This is often asked by those who are first introduced to SkyWalking. Many believe that MQ should have better performance and should be able to support higher throughput, like the following:
Here's what we think.
This question arises when users consider the circumstances where the OAP cluster may not be powerful enough or becomes offline. But the following issues must first be addressed:
- Why do you think that the OAP is not powerful enough? Were it not powerful, the speed of data analysis wouldn't have caught up with the producers (or agents). Then what is the point of adding new deployment requirements?

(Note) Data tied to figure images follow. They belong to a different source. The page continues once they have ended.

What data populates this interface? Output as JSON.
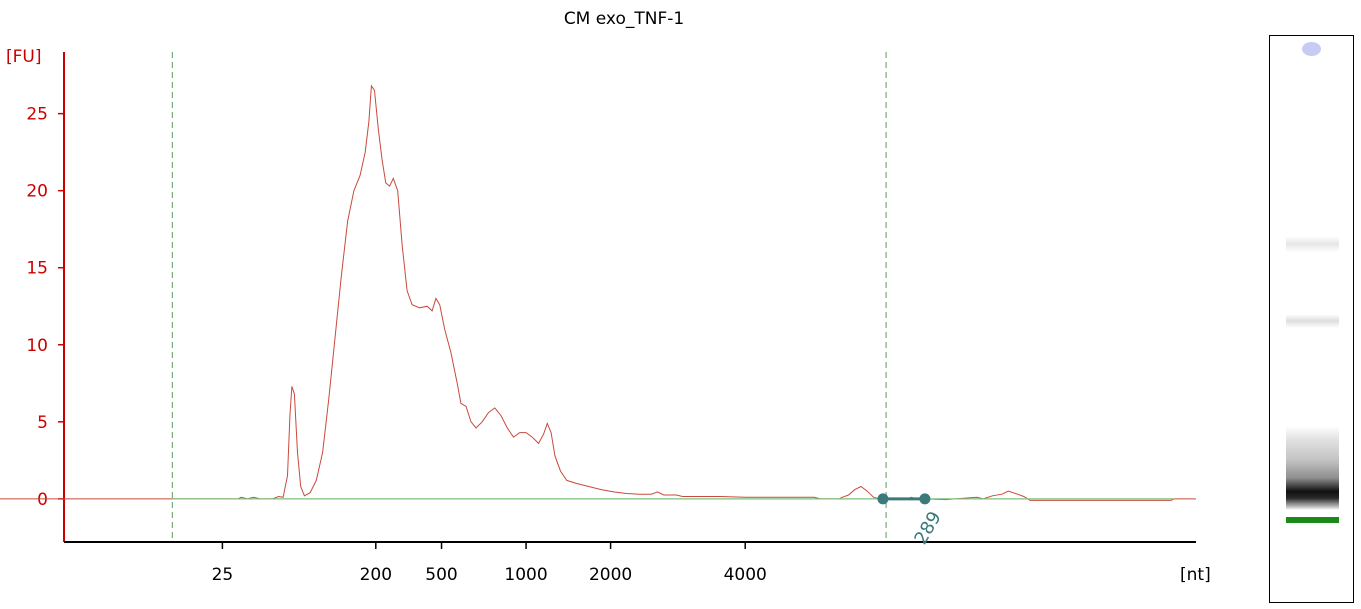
{
  "chart_data": {
    "type": "line",
    "title": "CM exo_TNF-1",
    "ylabel": "[FU]",
    "xlabel": "[nt]",
    "ylim": [
      -2.8,
      29
    ],
    "yticks": [
      0,
      5,
      10,
      15,
      20,
      25
    ],
    "xticks": [
      {
        "label": "25",
        "t": 24.5
      },
      {
        "label": "200",
        "t": 49.0
      },
      {
        "label": "500",
        "t": 59.5
      },
      {
        "label": "1000",
        "t": 73.0
      },
      {
        "label": "2000",
        "t": 86.5
      },
      {
        "label": "4000",
        "t": 108.0
      }
    ],
    "marker_lines_t": [
      16.5,
      130.5
    ],
    "grid": false,
    "series": [
      {
        "color": "#c84a3c",
        "points": [
          [
            -16.5,
            0
          ],
          [
            27.0,
            0
          ],
          [
            27.5,
            0.1
          ],
          [
            28.5,
            0
          ],
          [
            29.5,
            0.1
          ],
          [
            30.5,
            0
          ],
          [
            32.5,
            0
          ],
          [
            33.5,
            0.15
          ],
          [
            34.2,
            0.1
          ],
          [
            34.9,
            1.5
          ],
          [
            35.3,
            5.5
          ],
          [
            35.6,
            7.3
          ],
          [
            36.0,
            6.8
          ],
          [
            36.5,
            3.0
          ],
          [
            37.0,
            0.8
          ],
          [
            37.6,
            0.2
          ],
          [
            38.5,
            0.4
          ],
          [
            39.5,
            1.2
          ],
          [
            40.5,
            3.0
          ],
          [
            41.5,
            6.5
          ],
          [
            42.5,
            10.5
          ],
          [
            43.5,
            14.5
          ],
          [
            44.5,
            18.0
          ],
          [
            45.5,
            20.0
          ],
          [
            46.5,
            21.0
          ],
          [
            47.3,
            22.5
          ],
          [
            47.9,
            24.5
          ],
          [
            48.3,
            26.8
          ],
          [
            48.8,
            26.5
          ],
          [
            49.4,
            24.0
          ],
          [
            50.0,
            22.0
          ],
          [
            50.6,
            20.5
          ],
          [
            51.2,
            20.3
          ],
          [
            51.8,
            20.8
          ],
          [
            52.5,
            20.0
          ],
          [
            53.2,
            16.5
          ],
          [
            54.0,
            13.5
          ],
          [
            54.8,
            12.6
          ],
          [
            56.0,
            12.4
          ],
          [
            57.2,
            12.5
          ],
          [
            58.0,
            12.2
          ],
          [
            58.6,
            13.0
          ],
          [
            59.2,
            12.6
          ],
          [
            60.0,
            11.0
          ],
          [
            61.0,
            9.5
          ],
          [
            62.0,
            7.5
          ],
          [
            62.6,
            6.2
          ],
          [
            63.4,
            6.0
          ],
          [
            64.2,
            5.0
          ],
          [
            65.0,
            4.6
          ],
          [
            66.0,
            5.0
          ],
          [
            67.0,
            5.6
          ],
          [
            68.0,
            5.9
          ],
          [
            69.0,
            5.4
          ],
          [
            70.0,
            4.6
          ],
          [
            71.0,
            4.0
          ],
          [
            72.0,
            4.3
          ],
          [
            73.0,
            4.3
          ],
          [
            74.0,
            4.0
          ],
          [
            75.0,
            3.6
          ],
          [
            75.8,
            4.2
          ],
          [
            76.4,
            4.9
          ],
          [
            77.0,
            4.3
          ],
          [
            77.6,
            2.8
          ],
          [
            78.5,
            1.8
          ],
          [
            79.5,
            1.2
          ],
          [
            81.0,
            1.0
          ],
          [
            83.0,
            0.8
          ],
          [
            85.0,
            0.6
          ],
          [
            87.0,
            0.45
          ],
          [
            89.0,
            0.35
          ],
          [
            91.0,
            0.3
          ],
          [
            93.0,
            0.3
          ],
          [
            94.0,
            0.45
          ],
          [
            95.0,
            0.25
          ],
          [
            97.0,
            0.25
          ],
          [
            98.0,
            0.15
          ],
          [
            100.0,
            0.15
          ],
          [
            104.0,
            0.15
          ],
          [
            108.0,
            0.1
          ],
          [
            112.0,
            0.1
          ],
          [
            119.0,
            0.1
          ],
          [
            120.0,
            0
          ],
          [
            123.0,
            0
          ],
          [
            123.5,
            0.1
          ],
          [
            124.5,
            0.25
          ],
          [
            125.5,
            0.6
          ],
          [
            126.5,
            0.8
          ],
          [
            127.5,
            0.5
          ],
          [
            128.5,
            0.1
          ],
          [
            129.5,
            0
          ],
          [
            134.0,
            0
          ],
          [
            134.5,
            0.1
          ],
          [
            135.5,
            0
          ],
          [
            136.5,
            0
          ],
          [
            140.0,
            -0.05
          ],
          [
            145.0,
            0.1
          ],
          [
            146.0,
            0
          ],
          [
            147.5,
            0.2
          ],
          [
            149.0,
            0.3
          ],
          [
            150.0,
            0.5
          ],
          [
            151.5,
            0.3
          ],
          [
            152.5,
            0.15
          ],
          [
            153.5,
            -0.1
          ],
          [
            155.0,
            -0.1
          ],
          [
            160.0,
            -0.1
          ],
          [
            170.0,
            -0.1
          ],
          [
            176.0,
            -0.1
          ],
          [
            176.5,
            0
          ],
          [
            180.0,
            0
          ]
        ]
      },
      {
        "color": "#7cc07c",
        "points": [
          [
            16.5,
            0
          ],
          [
            176.5,
            0
          ]
        ]
      }
    ],
    "annotation": {
      "label": "289",
      "t_start": 130.0,
      "t_end": 136.7,
      "y": 0
    }
  },
  "colors": {
    "axis": "#cc0000",
    "baseline": "#7cc07c",
    "trace": "#c84a3c",
    "marker": "#3b7a7a",
    "dashed": "#5c9a5c",
    "gel_band": "#1a8a1a"
  }
}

- Some may argue that the payload is sometimes higher than usual during peak times. But we must consider how much higher the payload really is.

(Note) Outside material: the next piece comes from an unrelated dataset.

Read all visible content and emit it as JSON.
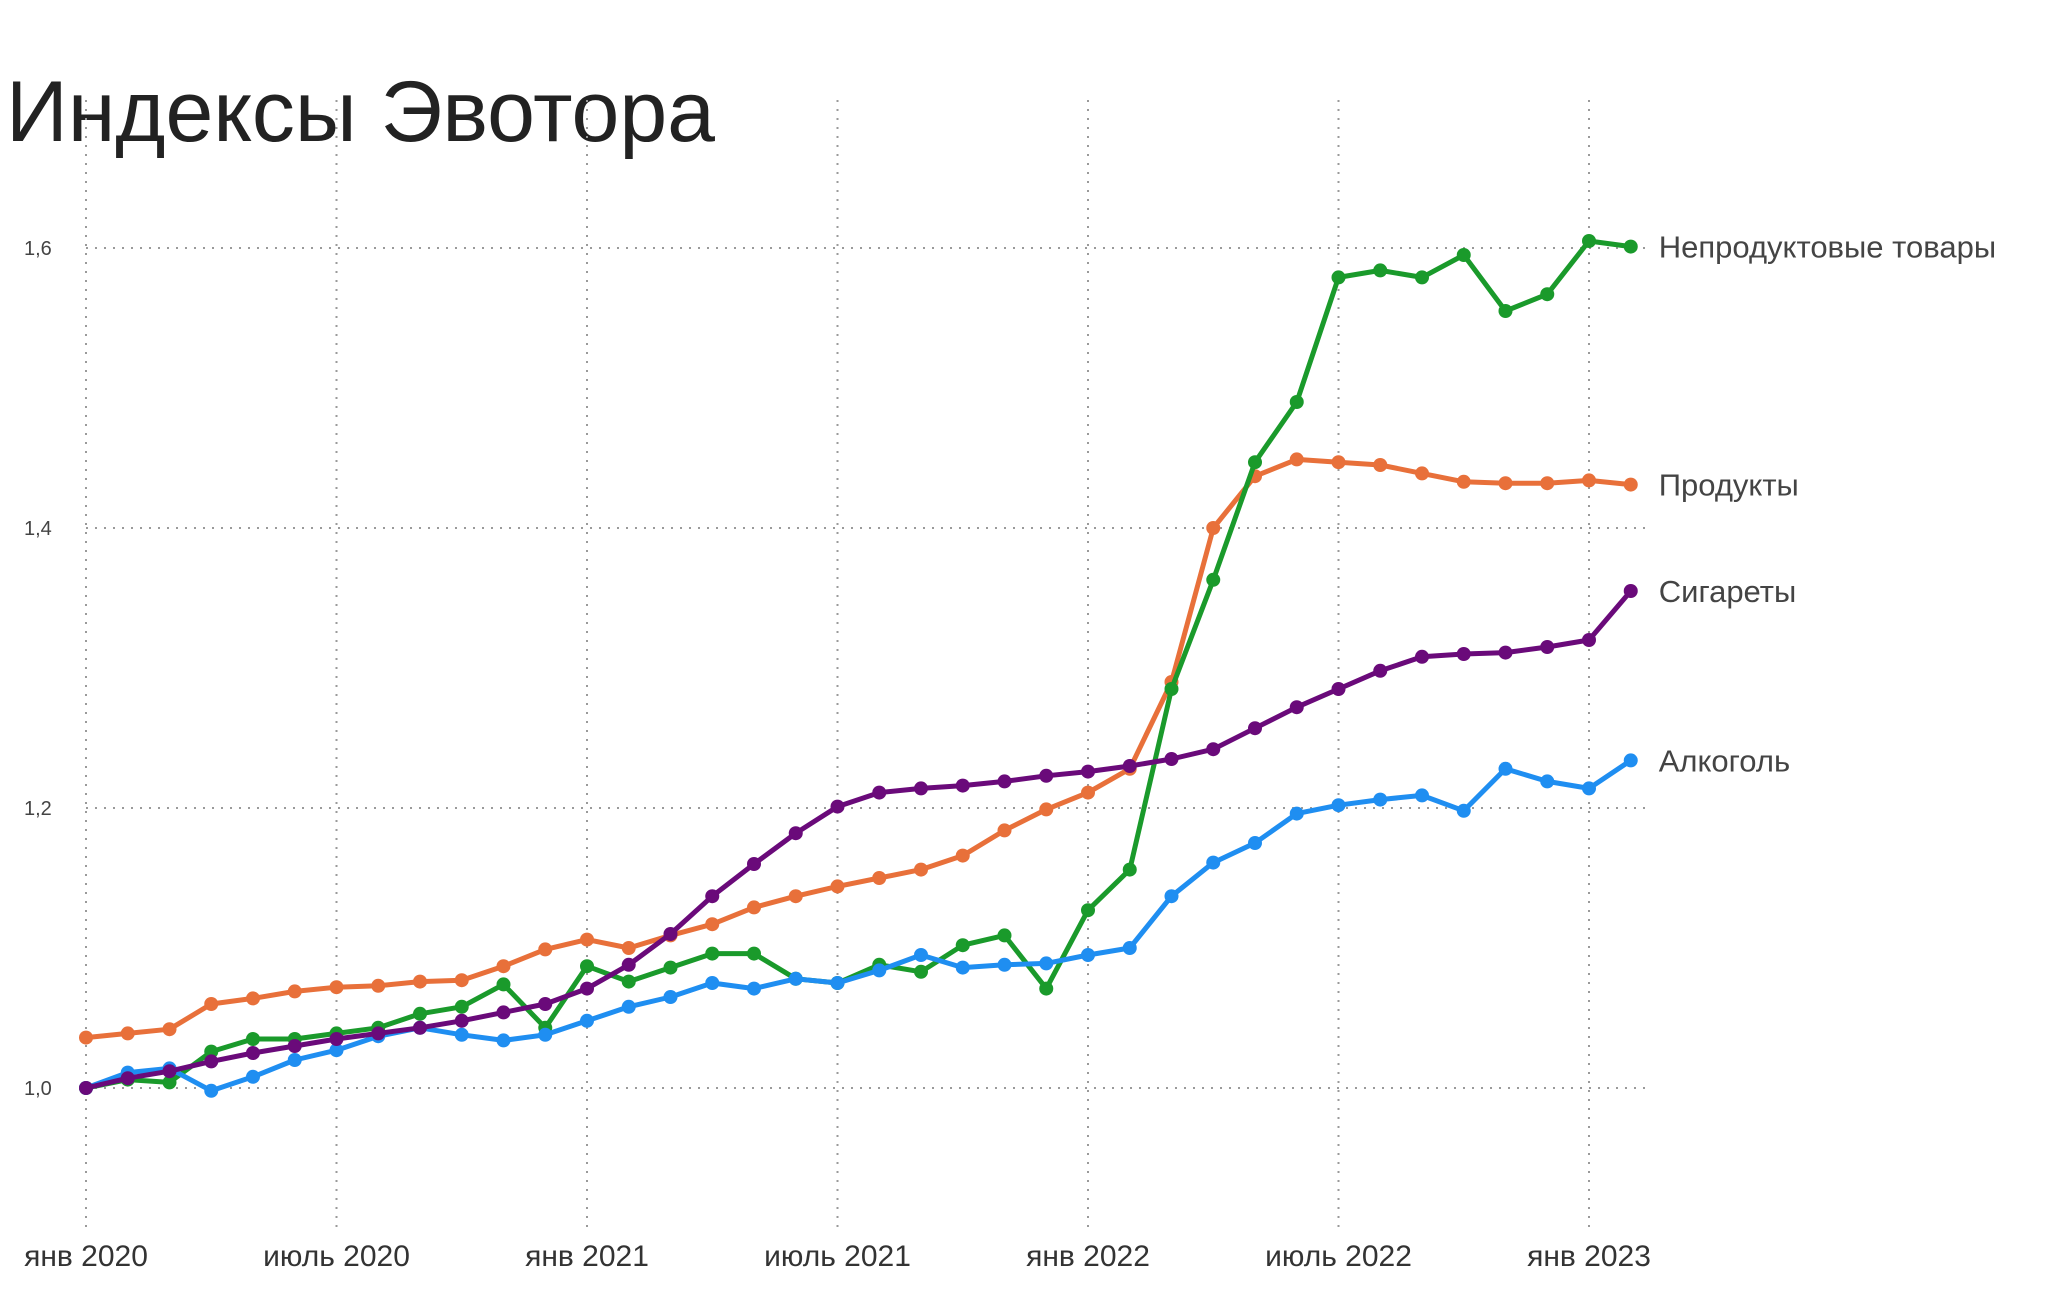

- If it is higher by less than 40%, how many resources would you use for the new MQ cluster? How about moving them to new OAP and ES nodes?

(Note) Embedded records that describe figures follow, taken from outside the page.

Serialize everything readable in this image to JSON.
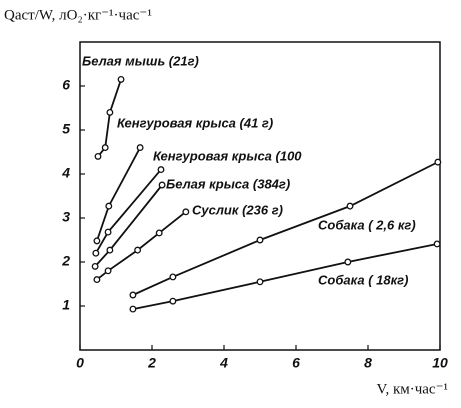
{
  "chart_data": {
    "type": "line",
    "title": "Qаст/W, лO₂·кг⁻¹·час⁻¹",
    "x_label": "V, км·час⁻¹",
    "xlim": [
      0,
      10
    ],
    "ylim": [
      0,
      7
    ],
    "xticks": [
      0,
      2,
      4,
      6,
      8,
      10
    ],
    "yticks": [
      1,
      2,
      3,
      4,
      5,
      6
    ],
    "grid": false,
    "series": [
      {
        "name": "Белая мышь (21г)",
        "color": "#111111",
        "x": [
          0.5,
          0.7,
          0.83,
          1.14
        ],
        "values": [
          4.4,
          4.6,
          5.4,
          6.15
        ]
      },
      {
        "name": "Кенгуровая крыса (41 г)",
        "color": "#111111",
        "x": [
          0.47,
          0.8,
          1.67
        ],
        "values": [
          2.48,
          3.27,
          4.6
        ]
      },
      {
        "name": "Кенгуровая крыса (100",
        "color": "#111111",
        "x": [
          0.44,
          0.78,
          2.25
        ],
        "values": [
          2.2,
          2.68,
          4.1
        ]
      },
      {
        "name": "Белая крыса (384г)",
        "color": "#111111",
        "x": [
          0.42,
          0.83,
          2.28
        ],
        "values": [
          1.9,
          2.27,
          3.75
        ]
      },
      {
        "name": "Суслик (236 г)",
        "color": "#111111",
        "x": [
          0.47,
          0.78,
          1.6,
          2.2,
          2.94
        ],
        "values": [
          1.6,
          1.8,
          2.27,
          2.66,
          3.14
        ]
      },
      {
        "name": "Собака ( 2,6 кг)",
        "color": "#111111",
        "x": [
          1.47,
          2.58,
          5.0,
          7.5,
          9.94
        ],
        "values": [
          1.25,
          1.66,
          2.5,
          3.27,
          4.27
        ]
      },
      {
        "name": "Собака ( 18кг)",
        "color": "#111111",
        "x": [
          1.47,
          2.58,
          5.0,
          7.44,
          9.92
        ],
        "values": [
          0.93,
          1.11,
          1.55,
          2.0,
          2.41
        ]
      }
    ]
  }
}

- Say it is higher by 40% or more, such as by 70% to 200%. Then, it is likely that your MQ would use up more resources than it saves. Your MQ would support 2 to 3 times the payload using 10%-20% of the cost during usual times. Furthermore, in this case, if the payload/throughput are so high, how long would it take for the OAP cluster to catch up? The challenge here is that well before it catches up, the next peak times would have come.
With the analysis above in mind, why would you still want the traces to be 100%, given the resources they would cost? The preferred way to do this would be adding a better dynamic trace sampling mechanism at the backend. When throughput exceeds the threshold, gradually modify the active sampling rate from 100% to 10%, which means you could get the OAP and ES 3 times more powerful than usual, while ignoring the traces at peak times.
Even though MQ transport is not recommended from the production perspective, SkyWalking still provides optional plugins named
kafka-reporter
and kafka-fetcher
for this feature since 8.1.0.
The answer is that the MQ metrics data exporter is already readily available. The exporter module with gRPC default mechanism is there, and you can easily provide a new implementor of this module.